Dans un contexte économique ou les moyens financiers sont limités, les amateurs sont aussi envisagés comme un levier pour démultiplier la capacité de travail d’un petit nombre de journalistes professionnels. Il en sortira sans doute autre chose qu’un simple modèle économique de média low cost. C’est le miracle de la sérendipité (enfin je l’espère).

Journalistes payés au clic ?

Si le pire n’est pas sûr, en tout cas il menace. J’ai entendu Thomas Blard de LCI se faire applaudir par le public de la journée AgoraVox alors qu’il venait de prôner en substance que la rémunération des journalistes se fasse en fonction de l’audience générée par chaque article (ou vidéo publiée). Un exemple des questions que peut poser ce dispositif est illustré par les interrogations de Judith Bernard sur le BingBangBlog.

On peut aussi s’interroger sur la pertinence d’une telle méthode de rémunération quand une partie non négligeable du trafic provient des moteurs de recherche avec des mots saisis par les internautes qui ont parfois peu à voir avec le renom du blogueur et la qualité de son travail. Ce qui risque de conduire à des dérives comme celle qui consiste à faire du name dropping spécialement destiné aux moteurs de recherche.

Sexe, argent et sport

Dans un tel modèle, l’efficacité économique réclame de travailler sur le sexe, l’argent et le sport (trois domaines qui ont toujours participé au décollage des médias émergents). Il y a là un vrai risque de dérive majeure et de réduction absolue de l’information à du marketing.

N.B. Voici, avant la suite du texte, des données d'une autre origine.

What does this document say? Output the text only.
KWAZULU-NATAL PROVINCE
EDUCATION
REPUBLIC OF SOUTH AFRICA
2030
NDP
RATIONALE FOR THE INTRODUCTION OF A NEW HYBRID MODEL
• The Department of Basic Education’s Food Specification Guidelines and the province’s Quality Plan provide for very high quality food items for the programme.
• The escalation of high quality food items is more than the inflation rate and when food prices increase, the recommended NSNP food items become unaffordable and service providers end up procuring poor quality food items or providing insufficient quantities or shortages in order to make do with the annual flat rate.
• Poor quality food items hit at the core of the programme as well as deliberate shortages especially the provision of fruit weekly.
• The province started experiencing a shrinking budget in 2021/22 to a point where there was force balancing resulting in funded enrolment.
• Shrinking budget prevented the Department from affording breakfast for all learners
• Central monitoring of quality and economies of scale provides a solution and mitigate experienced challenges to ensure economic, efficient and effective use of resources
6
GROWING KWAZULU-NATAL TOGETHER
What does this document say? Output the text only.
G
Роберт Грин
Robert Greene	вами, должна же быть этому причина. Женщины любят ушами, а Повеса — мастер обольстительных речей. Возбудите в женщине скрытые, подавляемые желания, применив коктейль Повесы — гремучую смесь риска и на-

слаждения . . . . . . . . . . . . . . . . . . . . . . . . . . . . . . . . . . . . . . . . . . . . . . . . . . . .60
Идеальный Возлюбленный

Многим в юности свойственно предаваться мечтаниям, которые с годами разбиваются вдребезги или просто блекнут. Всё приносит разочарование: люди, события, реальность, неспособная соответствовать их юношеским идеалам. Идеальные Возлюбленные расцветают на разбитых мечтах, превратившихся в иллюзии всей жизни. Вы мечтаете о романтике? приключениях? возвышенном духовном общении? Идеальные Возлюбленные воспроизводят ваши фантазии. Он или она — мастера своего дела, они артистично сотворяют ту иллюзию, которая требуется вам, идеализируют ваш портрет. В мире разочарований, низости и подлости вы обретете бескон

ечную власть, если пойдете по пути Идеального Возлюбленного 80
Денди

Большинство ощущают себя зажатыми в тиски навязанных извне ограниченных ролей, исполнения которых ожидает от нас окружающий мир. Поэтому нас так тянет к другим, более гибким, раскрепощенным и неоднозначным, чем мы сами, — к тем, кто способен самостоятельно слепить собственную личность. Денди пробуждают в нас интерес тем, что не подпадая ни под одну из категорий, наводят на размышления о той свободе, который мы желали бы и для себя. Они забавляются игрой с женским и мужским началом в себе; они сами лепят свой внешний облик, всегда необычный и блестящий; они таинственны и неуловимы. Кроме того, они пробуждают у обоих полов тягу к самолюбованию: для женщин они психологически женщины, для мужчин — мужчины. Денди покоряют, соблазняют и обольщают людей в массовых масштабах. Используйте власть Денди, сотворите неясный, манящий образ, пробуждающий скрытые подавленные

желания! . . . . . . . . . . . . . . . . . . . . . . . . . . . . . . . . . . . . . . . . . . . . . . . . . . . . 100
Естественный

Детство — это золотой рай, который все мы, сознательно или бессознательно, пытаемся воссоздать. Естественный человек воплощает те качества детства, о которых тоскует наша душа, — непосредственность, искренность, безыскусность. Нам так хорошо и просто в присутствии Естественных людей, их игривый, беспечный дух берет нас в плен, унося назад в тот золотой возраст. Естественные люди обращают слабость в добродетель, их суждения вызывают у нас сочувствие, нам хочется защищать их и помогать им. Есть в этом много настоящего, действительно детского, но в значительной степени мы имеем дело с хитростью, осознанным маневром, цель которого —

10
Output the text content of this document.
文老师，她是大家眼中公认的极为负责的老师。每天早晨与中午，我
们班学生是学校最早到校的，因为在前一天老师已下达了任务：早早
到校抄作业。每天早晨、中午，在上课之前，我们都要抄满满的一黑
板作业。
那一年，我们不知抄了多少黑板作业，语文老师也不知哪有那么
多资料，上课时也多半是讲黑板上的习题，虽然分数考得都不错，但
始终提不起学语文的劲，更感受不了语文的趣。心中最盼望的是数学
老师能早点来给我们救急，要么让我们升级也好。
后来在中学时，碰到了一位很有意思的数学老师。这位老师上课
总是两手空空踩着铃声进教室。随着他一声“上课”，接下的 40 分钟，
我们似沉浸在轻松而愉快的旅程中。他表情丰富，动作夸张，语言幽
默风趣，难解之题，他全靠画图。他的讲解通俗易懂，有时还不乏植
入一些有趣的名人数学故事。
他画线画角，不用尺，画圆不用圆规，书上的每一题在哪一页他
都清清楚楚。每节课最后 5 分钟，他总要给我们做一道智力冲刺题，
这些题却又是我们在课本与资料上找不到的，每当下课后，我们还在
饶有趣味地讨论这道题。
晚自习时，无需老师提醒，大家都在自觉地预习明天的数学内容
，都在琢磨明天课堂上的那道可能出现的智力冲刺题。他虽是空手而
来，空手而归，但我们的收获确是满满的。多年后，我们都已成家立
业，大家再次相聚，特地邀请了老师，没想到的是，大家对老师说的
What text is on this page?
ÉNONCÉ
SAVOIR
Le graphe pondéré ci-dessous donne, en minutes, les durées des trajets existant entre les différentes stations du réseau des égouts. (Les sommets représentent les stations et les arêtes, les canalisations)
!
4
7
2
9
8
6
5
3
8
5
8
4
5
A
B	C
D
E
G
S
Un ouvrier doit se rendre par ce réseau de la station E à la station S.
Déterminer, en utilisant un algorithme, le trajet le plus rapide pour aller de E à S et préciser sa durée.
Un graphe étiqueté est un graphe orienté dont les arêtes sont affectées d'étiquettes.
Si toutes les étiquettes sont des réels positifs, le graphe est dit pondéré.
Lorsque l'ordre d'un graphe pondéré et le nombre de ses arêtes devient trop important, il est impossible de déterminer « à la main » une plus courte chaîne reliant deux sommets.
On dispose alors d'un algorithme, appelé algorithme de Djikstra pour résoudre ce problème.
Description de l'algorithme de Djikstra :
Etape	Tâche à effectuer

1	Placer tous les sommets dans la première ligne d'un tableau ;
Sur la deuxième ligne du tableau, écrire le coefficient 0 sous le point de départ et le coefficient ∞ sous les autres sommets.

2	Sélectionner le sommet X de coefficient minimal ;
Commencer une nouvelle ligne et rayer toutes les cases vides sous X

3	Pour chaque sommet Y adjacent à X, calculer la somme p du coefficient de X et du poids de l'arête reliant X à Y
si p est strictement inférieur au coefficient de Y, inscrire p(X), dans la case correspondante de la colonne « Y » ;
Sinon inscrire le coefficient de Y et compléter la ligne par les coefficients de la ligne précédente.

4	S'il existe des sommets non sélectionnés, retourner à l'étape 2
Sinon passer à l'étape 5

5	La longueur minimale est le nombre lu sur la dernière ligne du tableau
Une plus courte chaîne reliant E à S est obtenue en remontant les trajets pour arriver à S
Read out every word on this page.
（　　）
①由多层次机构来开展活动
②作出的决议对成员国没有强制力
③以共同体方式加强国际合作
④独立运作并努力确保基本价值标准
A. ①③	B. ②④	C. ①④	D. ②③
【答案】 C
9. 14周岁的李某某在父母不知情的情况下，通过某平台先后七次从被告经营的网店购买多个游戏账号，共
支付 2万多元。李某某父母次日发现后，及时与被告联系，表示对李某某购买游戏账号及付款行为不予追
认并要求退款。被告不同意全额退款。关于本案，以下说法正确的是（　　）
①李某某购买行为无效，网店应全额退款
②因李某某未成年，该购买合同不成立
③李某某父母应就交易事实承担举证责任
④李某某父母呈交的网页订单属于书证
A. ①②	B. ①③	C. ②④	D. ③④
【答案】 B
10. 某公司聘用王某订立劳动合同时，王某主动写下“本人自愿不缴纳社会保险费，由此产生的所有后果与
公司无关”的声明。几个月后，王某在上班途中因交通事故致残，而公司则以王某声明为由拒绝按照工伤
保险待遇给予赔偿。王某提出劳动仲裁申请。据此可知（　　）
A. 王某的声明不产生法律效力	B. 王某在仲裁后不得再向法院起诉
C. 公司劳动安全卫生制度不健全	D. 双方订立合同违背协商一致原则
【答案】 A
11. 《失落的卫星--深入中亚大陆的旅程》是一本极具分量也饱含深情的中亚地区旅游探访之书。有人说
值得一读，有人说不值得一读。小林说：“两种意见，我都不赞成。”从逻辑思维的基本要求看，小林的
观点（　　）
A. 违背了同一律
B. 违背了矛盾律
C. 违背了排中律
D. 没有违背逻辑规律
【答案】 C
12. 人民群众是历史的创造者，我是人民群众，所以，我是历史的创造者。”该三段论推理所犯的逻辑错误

En attendant qu’un (ou plusieurs) modèle économique convainquant se mette en place, on peut considérer que, plus qu’un 5e pouvoir opposé aux autres, la blogosphère révolutionne avant tout l’écosystème de l’information. Et cela de plusieurs manières.

D’abord, en établissant un dialogue critique avec les médias traditionnels qui se doivent d’accepter cette « conversation » et des remises en question pour faire évoluer leurs pratiques afin de remédier à la crise de confiance qui les frappe.

Ensuite en jouant un rôle dans la collecte de l’information très locale ou très spécialisée, ce qui favorise l’info-diversité (à l’instar de la bio-diversité).

Blogosphère médiatrice

Enfin la blogosphère joue un rôle central dans l’un des autres aspects de la fonction traditionnelle des médias : la fonction de médiation. Idéalement, les médias sont supposés incarner une partie de l’intérêt général. C’est parce qu’ils représentent (théoriquement) les questions/interrogations de leur audience qu’on accepte de leur répondre (aux journalistes).

C’est sans doute dans ce domaine que la blogosphère apporte le plus en diversifiant les regards même si elle n’est pas exempte, elle aussi, d’un certain nombre de biais. En effet, pas plus (mais pas moins) que les journalistes, les blogs ne peuvent dire qu’ils représentent l’intérêt général. Le « recrutement » des blogueurs, s’il est plus diversifié que celui des journalistes, n’est pas pour autant représentatif de la société. Et c’est finalement le niveau d’audience qui, comme pour les médias traditionnels, valide in fine le caractère représentatif de tel ou tel blog.

Bataille pour le financement

Ces réflexions éparses, trop longues (et incomplètes) me font dire qu’il convient de penser différemment l’écosystème de l’information. Il n’existe pas d’opposition frontale et ontologique entre médias traditionnels et blogosphère. C’est l’articulation entre les deux approches (les modes de coopération, de contrôle respectif, de circulation entre les deux) qui doit continuer à se mettre en place. [Il semble que Joël de Rosnay soit intervenu dans ce sens durant la matinée, mais je n’étais présent que l’après-midi]

Reste que, comme dans tout écosystème, une lutte pour les ressources vitales (le financement surtout) risque d’intervenir. C’est le seul aspect véritablement préoccupant de l’évolution en cours dans le domaine de l’information : l’absence d’un modèle économique qui pourrait conduire à multiplier les médias low cost dont la menace pointe déjà.

Philippe Couve est journaliste à RFI, auteur du blog Samsa news et responsable de la formation multimédia au Centre de formation des journalistes de Paris (CFJ).